Der Berg ruft

Slasher- und Backwood-Film passten seit jeher gut zusammen, auch wenn das Slasher-Genre noch in tiefem Schlummer lag, als John Boorman mit BEIM STERBEN IST JEDER DER ERSTE das Genre des Backwood-Films aus der Taufe hob. In seinem Klassiker wird die Hybris chauvinistischer Städter, die sich als die Gralshüter von Vernunft und Fortschritt wähnen, durch das schlechte Gewissen Amerikas bestraft, der Bevölkerung des Hinterlands, das von den Protagonisten für einen Wochenendtrip auserkoren wurde. Der Trip ins Naturidyll wird zum Albtraum.

Die höhere Bedeutungsebene von Boormans Film erschließt sich, wenn man ihn als (deutliche) Allegorie auf den Vietnamkrieg versteht, eine Lesart, die sich bei vielen Filmen dieses Genres anbietet. Der Backwood-Film lässt sich aber allgemeiner auch als moderne Antithese auf den klassischen Western lesen, in dem der Pioniergeist stets Ausdruck von Tapferkeit und Unternehmergeist ist, Eigenschaften, die am Ende mit der Ankunft im gelobten Land belohnt werden. Im Backwood-Film ist der Pioniergeist von einst zur Pose geronnen und wird bitter bestraft.

Dass viele der späteren Slasher-Filme ebenfalls das Hinterland als Kulisse für ihre Schauermär von Schuld und Sühne wählen, ist kein Zufall. Mit dem Slasher schlägt dort immer auch ein Stück verklärter Natur zurück, und mit ihr das, was nicht vom Wirtschaftsboom und dem Prozess der Zivilisation erfasst wurde und „zurückblieb“. Die belächelten oder gar als Kuriosum begafften „Hinterwäldler“ (siehe etwa HOUSE OF 1000 CORPSES) dulden den Urlauber-Kolonialismus jedoch keinesfalls bedingungslos. Und in den Wäldern und Bergen hört niemand die Schreie der Opfer …
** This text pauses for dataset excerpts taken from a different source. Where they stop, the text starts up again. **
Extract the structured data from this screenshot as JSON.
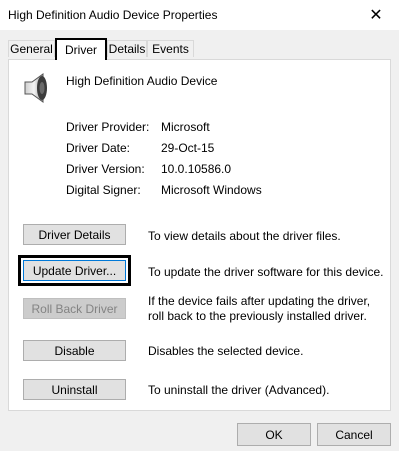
{
  "window": {
    "title": "High Definition Audio Device Properties",
    "close_glyph": "✕"
  },
  "tabs": [
    {
      "label": "General"
    },
    {
      "label": "Driver"
    },
    {
      "label": "Details"
    },
    {
      "label": "Events"
    }
  ],
  "selected_tab": "Driver",
  "device": {
    "name": "High Definition Audio Device",
    "icon": "speaker-icon"
  },
  "driver_info": [
    {
      "label": "Driver Provider:",
      "value": "Microsoft"
    },
    {
      "label": "Driver Date:",
      "value": "29-Oct-15"
    },
    {
      "label": "Driver Version:",
      "value": "10.0.10586.0"
    },
    {
      "label": "Digital Signer:",
      "value": "Microsoft Windows"
    }
  ],
  "actions": [
    {
      "label": "Driver Details",
      "description": "To view details about the driver files.",
      "enabled": true
    },
    {
      "label": "Update Driver...",
      "description": "To update the driver software for this device.",
      "enabled": true
    },
    {
      "label": "Roll Back Driver",
      "description": "If the device fails after updating the driver, roll back to the previously installed driver.",
      "enabled": false
    },
    {
      "label": "Disable",
      "description": "Disables the selected device.",
      "enabled": true
    },
    {
      "label": "Uninstall",
      "description": "To uninstall the driver (Advanced).",
      "enabled": true
    }
  ],
  "footer": {
    "ok_label": "OK",
    "cancel_label": "Cancel"
  },
  "colors": {
    "accent": "#0078d7",
    "panel_bg": "#ffffff",
    "window_bg": "#f0f0f0"
  }
}
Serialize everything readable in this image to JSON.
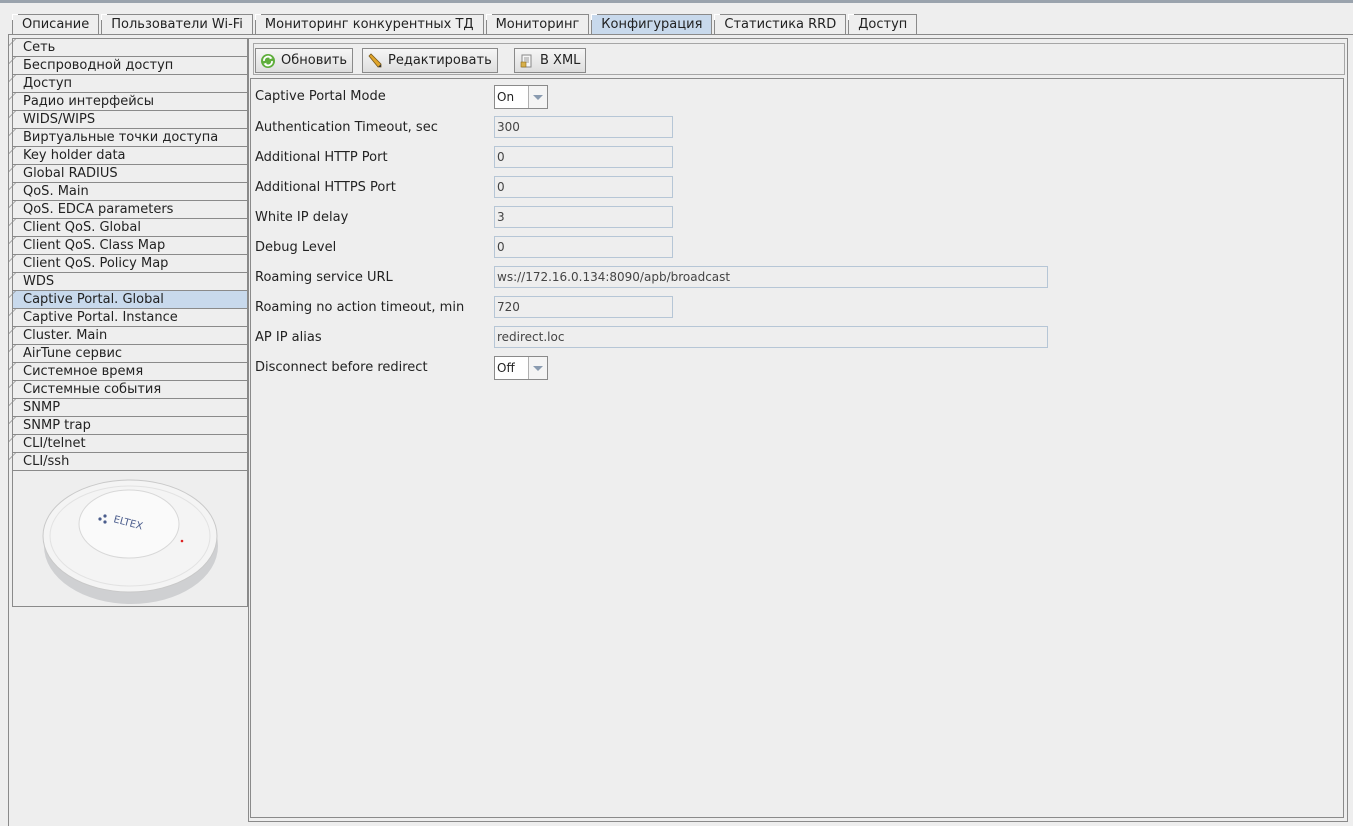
{
  "tabs": [
    "Описание",
    "Пользователи Wi-Fi",
    "Мониторинг конкурентных ТД",
    "Мониторинг",
    "Конфигурация",
    "Статистика RRD",
    "Доступ"
  ],
  "active_tab": "Конфигурация",
  "sidebar": {
    "items": [
      "Сеть",
      "Беспроводной доступ",
      "Доступ",
      "Радио интерфейсы",
      "WIDS/WIPS",
      "Виртуальные точки доступа",
      "Key holder data",
      "Global RADIUS",
      "QoS. Main",
      "QoS. EDCA parameters",
      "Client QoS. Global",
      "Client QoS. Class Map",
      "Client QoS. Policy Map",
      "WDS",
      "Captive Portal. Global",
      "Captive Portal. Instance",
      "Cluster. Main",
      "AirTune сервис",
      "Системное время",
      "Системные события",
      "SNMP",
      "SNMP trap",
      "CLI/telnet",
      "CLI/ssh"
    ],
    "active_item": "Captive Portal. Global",
    "device_logo": "ELTEX"
  },
  "toolbar": {
    "refresh_label": "Обновить",
    "edit_label": "Редактировать",
    "xml_label": "В XML"
  },
  "form": {
    "captive_portal_mode": {
      "label": "Captive Portal Mode",
      "value": "On"
    },
    "auth_timeout": {
      "label": "Authentication Timeout, sec",
      "value": "300"
    },
    "http_port": {
      "label": "Additional HTTP Port",
      "value": "0"
    },
    "https_port": {
      "label": "Additional HTTPS Port",
      "value": "0"
    },
    "white_ip_delay": {
      "label": "White IP delay",
      "value": "3"
    },
    "debug_level": {
      "label": "Debug Level",
      "value": "0"
    },
    "roaming_url": {
      "label": "Roaming service URL",
      "value": "ws://172.16.0.134:8090/apb/broadcast"
    },
    "roaming_timeout": {
      "label": "Roaming no action timeout, min",
      "value": "720"
    },
    "ap_ip_alias": {
      "label": "AP IP alias",
      "value": "redirect.loc"
    },
    "disconnect_before_redirect": {
      "label": "Disconnect before redirect",
      "value": "Off"
    }
  },
  "colors": {
    "active_bg": "#c8d9ec",
    "border": "#8a8a8a",
    "field_border": "#b6c6d6"
  }
}
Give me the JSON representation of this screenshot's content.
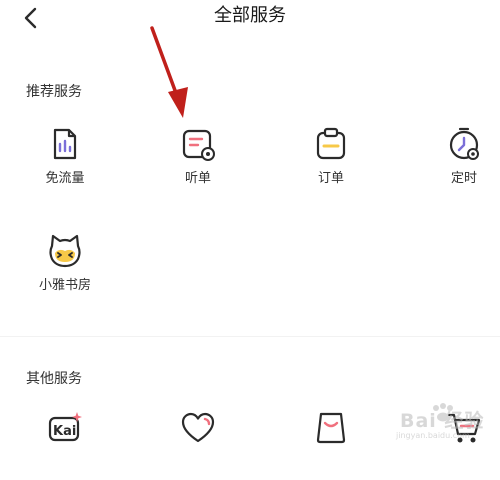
{
  "header": {
    "title": "全部服务",
    "back_icon": "chevron-left-icon"
  },
  "sections": {
    "recommended": {
      "title": "推荐服务",
      "items": [
        {
          "label": "免流量",
          "icon": "data-free-icon"
        },
        {
          "label": "听单",
          "icon": "listen-list-icon"
        },
        {
          "label": "订单",
          "icon": "order-clipboard-icon"
        },
        {
          "label": "定时",
          "icon": "timer-icon"
        },
        {
          "label": "小雅书房",
          "icon": "xiaoya-cat-icon"
        }
      ]
    },
    "other": {
      "title": "其他服务",
      "items": [
        {
          "label": "",
          "icon": "kai-sparkle-icon"
        },
        {
          "label": "",
          "icon": "heart-icon"
        },
        {
          "label": "",
          "icon": "smile-box-icon"
        },
        {
          "label": "",
          "icon": "shopping-cart-icon"
        }
      ]
    }
  },
  "colors": {
    "icon_stroke": "#2b2b2b",
    "accent_pink": "#f0707e",
    "accent_yellow": "#f7c948",
    "accent_purple": "#7b6fd8",
    "annotation_red": "#c0201b"
  },
  "watermark": {
    "text": "Bai 经验",
    "url": "jingyan.baidu.com"
  }
}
Genrefilmer Jeff Lieberman lieferte mit BLUTIGE DÄMMERUNG 1981 den wohl deutlichsten Schulterschluss von Slasher- und Backwood-Genre. Programmatisch beginnt sein Film dann auch mit dem beeindruckenden Naturpanorama eines Sonnenaufgangs über den Bergen Oregons, vor dem sich auf der Tonspur äußerst einprägsames Vogelgezwitscher und der düstere Synthiescore von Brad Fiedel vermischen und so schon vom Zusammenprall von Zivilisation und Natur künden. Auch aus der unmittelbar folgenden Sequenz lässt sich dieses Thema filtern: Zwei Männer treiben sich in einer verfallenen Holzkirche im Wald herum. Einer der beiden (Mike Kellin) gönnt sich einen Schluck aus dem Flachmann, blickt zu einem Loch im Dach der Kirche, das den Blick auf die umstehenden Baumwipfel freigibt, und richtet spöttisch sein Wort an Gott. Als er sich kurz ab- und dann wieder dem Loch zuwendet, blickt von dort eine bedrohlich aussehende Kreatur auf ihn herab. Schickt Gott seine unmittelbare Strafe für den blasphemischen Spötter oder ist es eine Ausgeburt der Natur, die den Säufer anstiert? Auch in der Folge, wenn der Killer wie ein Schwein quiekend sein blutiges Handwerk verrichtet, scheint sich zu bewahrheiten, dass die Natur in personifizierter Form zurückschlägt.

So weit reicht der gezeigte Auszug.